Crap, this is going to turn into one of those reviews where I say a movie made to sell toys is more complex than it lets on, isn’t it? Like the internet isn’t full of these already? Well, that too was inevitable.

Secret Song pick:

The entire Transformers: The Movie soundtrack is a surprise treat. It’s got the Junkions and the Autobots bah-weep-grah-na-weep-ninny-bonging to the sounds of the Devo pastiche, “Dare To Be Stupid.” (Admittedly, having a robot voiced by Eric Idle dance to a Weird Al Yankovic song is probably the movie’s biggest selling point.) Of course, everyone one knows the great Stan Bush hit from this movie, “The Touch”, which has been implemented in other films as a sign of virility.

For my money, though, the true Universal Greeting to let other fans know that you’re cool is that other Stan Bush song. I am, of course, talking about “Dare.”

I mean, sure. The other two songs accompany a dance party and Hot Rod doing a sweet pose when he transforms into Rodimus Prime… but “Dare” is the score of the sweet battle scene that opens the movie.

Potential BnB Renter’s Assessment:

You are a sad manchild holding onto his toys for too long. Unless, you know, they are also sad manchildren themselves. Incidentally, I have watched this movie with my wife, and she find the Bay movies much easier to follow. You do have to have a certain attachment to the property ahead of time to enjoy it.

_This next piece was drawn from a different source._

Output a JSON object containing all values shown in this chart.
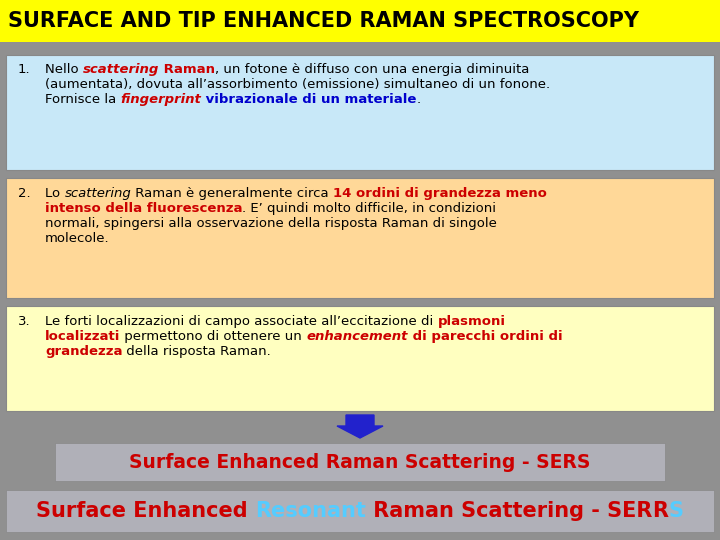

That’s not to say the movie can’t attract new fans. A young friend of mine (who is now in college) used to watch this movie all the time… and his introduction to Transformers were the Bay movies. You don’t have to have watched the 1984 cartoon to be affected by Optimus’ death… though it does help that Peter Cullen remains a constant presence in both versions.

Every subsequent iteration of Transformers has plucked elements from the movie, and there are references all over the blockbuster films. Whether it’s the phrase “One will stand, one will fall” or the casting of Leonard Nimoy as a villain or the appearance of Unicron and the Quintessons, Transformers: The Movie is a foundational building block of Transformers DNA. It’s the Rosetta Stone of the fandom, without which the franchise would occupy the same room in your memory palace of misfit toys like MASK or Visionaries. The movie represents a promise that even if your starting point is a 30-minute toy commercial, at some point a greater universe will reveal itself.

I have no idea if my copy is an official one or some weird bootleg. I mean, when I play it, it’s in 4:3 aspect ratio. Plus the wordmark on the front isn’t the one from the movie poster, but rather the rounder, more italicized logo being used in the early 2000’s for the likes of Armada. Just cause to spring for the Blu-Ray version, ya think?